9
votes

I've been trying to get my head around the Rust borrowing and ownership model.

Suppose we have the following code:

fn main() {
    let a = String::from("short");
    {
        let b = String::from("a long long long string");
        println!("{}", min(&a, &b));
    }
}

fn min<'a>(a: &'a str, b: &'a str) -> &'a str {
    if a.len() < b.len() {
        return a;
    } else {
        return b;
    }
}

min() just returns a reference to the shorter of the two referenced strings. main() passes in two string references whose referents are defined in different scopes. I've used String::from() so that the references don't have a static lifetime. The program correctly prints short. Here is the example in the Rust Playground.

If we refer to the Rustonomicon (which I appreciate is a work in progress doc), we are told that the meaning of a function signature like:

fn as_str<'a>(data: &'a u32) -> &'a str

means the function:

takes a reference to a u32 with some lifetime, and promises that it can produce a reference to a str that can live just as long.

Now let's turn to the signature of min() from my example:

fn min<'a>(a: &'a str, b: &'a str) -> &'a str

This is more invloved, since:

  • We have two input references.
  • Their referents are defined in different scopes meaning that they are valid for different lifetimes (a is valid longer).

Using similar wording to the quoted statement above, what does the function signature of min() mean?

  1. The function accepts two references and promises to produce a reference to a str that can live as long as the referents of a and b?

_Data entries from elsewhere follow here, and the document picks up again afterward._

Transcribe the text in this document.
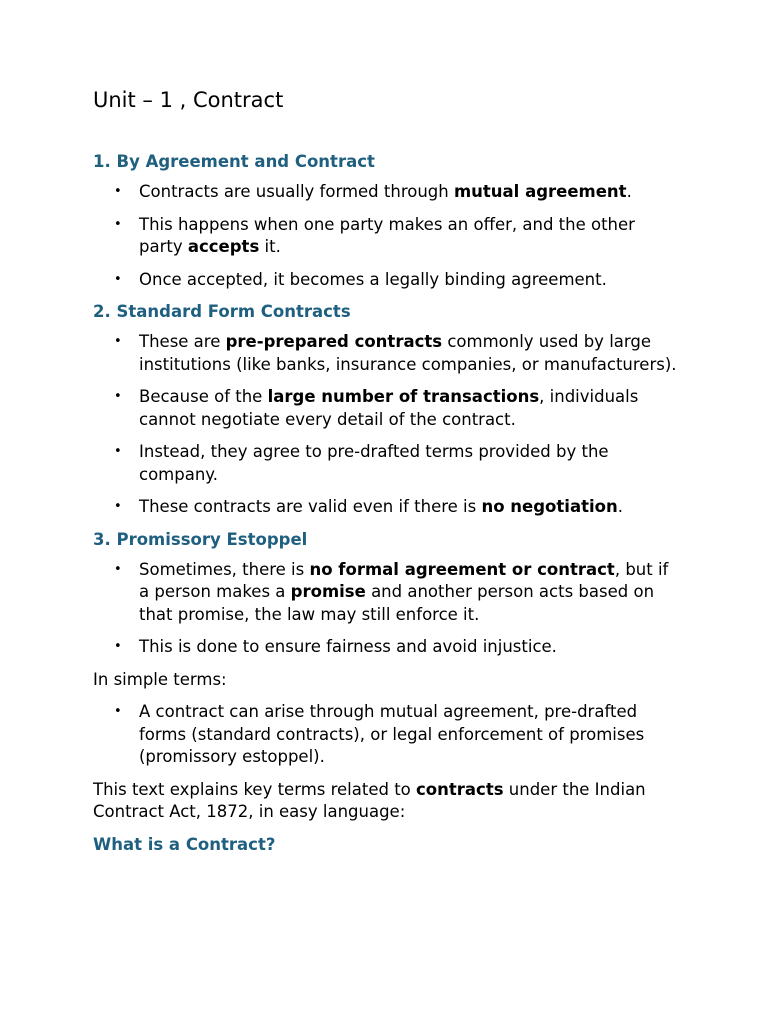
Unit – 1 , Contract
1. By Agreement and Contract
• Contracts are usually formed through mutual agreement.
• This happens when one party makes an offer, and the other party accepts it.
• Once accepted, it becomes a legally binding agreement.
2. Standard Form Contracts
• These are pre-prepared contracts commonly used by large institutions (like banks, insurance companies, or manufacturers).
• Because of the large number of transactions, individuals cannot negotiate every detail of the contract.
• Instead, they agree to pre-drafted terms provided by the company.
• These contracts are valid even if there is no negotiation.
3. Promissory Estoppel
• Sometimes, there is no formal agreement or contract, but if a person makes a promise and another person acts based on that promise, the law may still enforce it.
• This is done to ensure fairness and avoid injustice.

In simple terms:

• A contract can arise through mutual agreement, pre-drafted forms (standard contracts), or legal enforcement of promises (promissory estoppel).

This text explains key terms related to contracts under the Indian Contract Act, 1872, in easy language:

What is a Contract?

That feels wrong somehow, as if we return the reference to b from min(), then clearly that reference is not valid for the lifetime of a in main().

  2. The function accepts two references and promises to produce a reference to a str that can live as long as the shorter of the two referents of a and b? That could work, since both referents of a and b remain valid in the inner scope of main().

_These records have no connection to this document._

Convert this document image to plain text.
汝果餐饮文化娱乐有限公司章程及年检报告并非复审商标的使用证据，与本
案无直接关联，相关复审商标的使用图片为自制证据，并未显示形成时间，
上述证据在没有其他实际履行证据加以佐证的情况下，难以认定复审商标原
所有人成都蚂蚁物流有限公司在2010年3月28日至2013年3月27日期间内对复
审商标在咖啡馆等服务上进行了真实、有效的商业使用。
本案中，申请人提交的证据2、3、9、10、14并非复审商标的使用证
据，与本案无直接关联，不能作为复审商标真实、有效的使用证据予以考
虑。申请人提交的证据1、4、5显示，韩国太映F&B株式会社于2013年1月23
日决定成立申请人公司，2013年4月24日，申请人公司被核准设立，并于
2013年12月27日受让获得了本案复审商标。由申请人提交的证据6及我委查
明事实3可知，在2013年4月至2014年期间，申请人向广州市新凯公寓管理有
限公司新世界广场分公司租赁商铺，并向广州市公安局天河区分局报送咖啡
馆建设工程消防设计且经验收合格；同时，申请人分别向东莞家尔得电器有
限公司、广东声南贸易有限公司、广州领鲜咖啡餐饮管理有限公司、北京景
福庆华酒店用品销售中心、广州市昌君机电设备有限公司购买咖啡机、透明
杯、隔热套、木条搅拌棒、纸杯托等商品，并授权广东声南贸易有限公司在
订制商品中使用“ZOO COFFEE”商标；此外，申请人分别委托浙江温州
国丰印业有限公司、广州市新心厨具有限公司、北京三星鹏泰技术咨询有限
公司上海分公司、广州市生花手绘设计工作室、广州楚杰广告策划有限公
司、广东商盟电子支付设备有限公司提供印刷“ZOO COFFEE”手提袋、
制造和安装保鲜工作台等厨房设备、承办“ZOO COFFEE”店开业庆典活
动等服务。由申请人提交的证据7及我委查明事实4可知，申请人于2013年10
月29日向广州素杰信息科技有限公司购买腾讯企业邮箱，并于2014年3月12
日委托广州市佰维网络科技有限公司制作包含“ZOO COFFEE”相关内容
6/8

  3. Something else entirely?

To summarise, I don't understand what it means to bind the lifetimes of the two input references of min() to the same lifetime when their referents are defined in different scopes in the caller.

3

3 Answers

4
votes

It's (2): the returned reference lives as long as the shorter input lifetime.

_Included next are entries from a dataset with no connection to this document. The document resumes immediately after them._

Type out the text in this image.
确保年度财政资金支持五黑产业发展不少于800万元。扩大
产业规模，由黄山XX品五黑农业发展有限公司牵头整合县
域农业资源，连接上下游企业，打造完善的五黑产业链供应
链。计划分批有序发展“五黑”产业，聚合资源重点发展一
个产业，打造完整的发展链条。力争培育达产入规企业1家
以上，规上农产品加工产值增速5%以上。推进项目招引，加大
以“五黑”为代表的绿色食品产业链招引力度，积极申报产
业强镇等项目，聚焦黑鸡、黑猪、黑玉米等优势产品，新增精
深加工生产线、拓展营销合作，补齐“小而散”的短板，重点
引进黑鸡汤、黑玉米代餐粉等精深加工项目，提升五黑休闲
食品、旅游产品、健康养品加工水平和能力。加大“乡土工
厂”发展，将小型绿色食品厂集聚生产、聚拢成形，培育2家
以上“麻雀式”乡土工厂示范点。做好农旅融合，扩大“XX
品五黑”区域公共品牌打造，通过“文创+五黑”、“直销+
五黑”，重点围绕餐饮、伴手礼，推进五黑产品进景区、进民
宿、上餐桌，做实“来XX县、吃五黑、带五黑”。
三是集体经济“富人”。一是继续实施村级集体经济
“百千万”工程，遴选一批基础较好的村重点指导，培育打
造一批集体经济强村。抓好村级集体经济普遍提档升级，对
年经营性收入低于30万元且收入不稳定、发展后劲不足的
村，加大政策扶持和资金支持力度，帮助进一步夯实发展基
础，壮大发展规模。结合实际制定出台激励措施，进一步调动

However, from the perspective of the function, both input lifetimes are in fact the same (both being 'a). So given that the variable a from main() clearly lives longer than b, how does this work?

The trick is that the caller shortens the lifetime of one of the two references to match min()s function signature. If you have a reference &'x T, you can convert it to &'y T iff 'x outlives 'y (also written: 'x: 'y). This makes intuitive sense (we can shorten the lifetime of a reference without bad consequences). The compiler performs this conversion automatically. So imagine that the compiler turns your main() into:

let a = String::from("short");
{
    let b = String::from("a long long long string");

    // NOTE: this syntax is not valid Rust! 
    let a_ref: &'a_in_main str = &a;
    let b_ref: &'b_in_main str = &b;
    println!("{}", min(&a as &'b_in_main str, &b));
    //                    ^^^^^^^^^^^^^^^^^^
}

This has to do with something called subtyping and you can read more about this in this excellent answer.

To summarize: the caller shortens one lifetime to match the function signature such that the function can just assume both references have the same lifetime.

2
votes

I'm going to go for (3) something else!

With your function signature:

fn min<'a>(a: &'a str, b: &'a str) -> &'a str { ...}

// ...
min(&a, &b)

the 'a is not the lifetime of the objects being borrowed. It is a new lifetime generated by the compiler just for this call. a and b will be borrowed (or possibly reborrowed) for as long as needed for the call, extended by the scope of the return value (since it references the same 'a).

Some examples:

let mut a = String::from("short");
{
    let mut b = String::from("a long long long string");
    // a and b borrowed for the duration of the println!()
    println!("{}", min(&a, &b));
    // a and b borrowed for the duration of the expression, but not
    // later (since l is not a reference)
    let l = min(&a, &b).len();

    {
        // borrowed for s's scope
        let s = min(&a, &b);
        // Invalid: b is borrowed until s goes out of scope
        // b += "...";
    }
    b += "...";  // Ok: b is no longer borrowed.
    // Borrow a and b again to print:
    println!("{}", min(&a, &b));
}

As you can see, the 'a for any individual call is distinct from the lifetime of the actual a and b which are borrowed, though of course both must outlive the generated lifetime of each call.

(Playground)

1
votes

Apart from what @Lukas have mentioned in the answer, you can also read the signature of the function as - The returned reference is valid till the point where both the passed references are valid i.e its an conjunction (aka AND) between the parameters lifetime.

There is something more to it. Below are two code examples:

    let a = String::from("short");
    {
        let c: &str;
        let b = String::from("a long long long string");
        c = min(&a, &b);

    } 

AND

let a = String::from("short");
    {
        let b = String::from("a long long long string");
        let c: &str;
        c = min(&a, &b);

    }

The first one doesn't work (second one does). It may seem that both b and c have same lifetime as they are in same scope but the ordering in the scope also matters as in the first case b lifetime will end before c.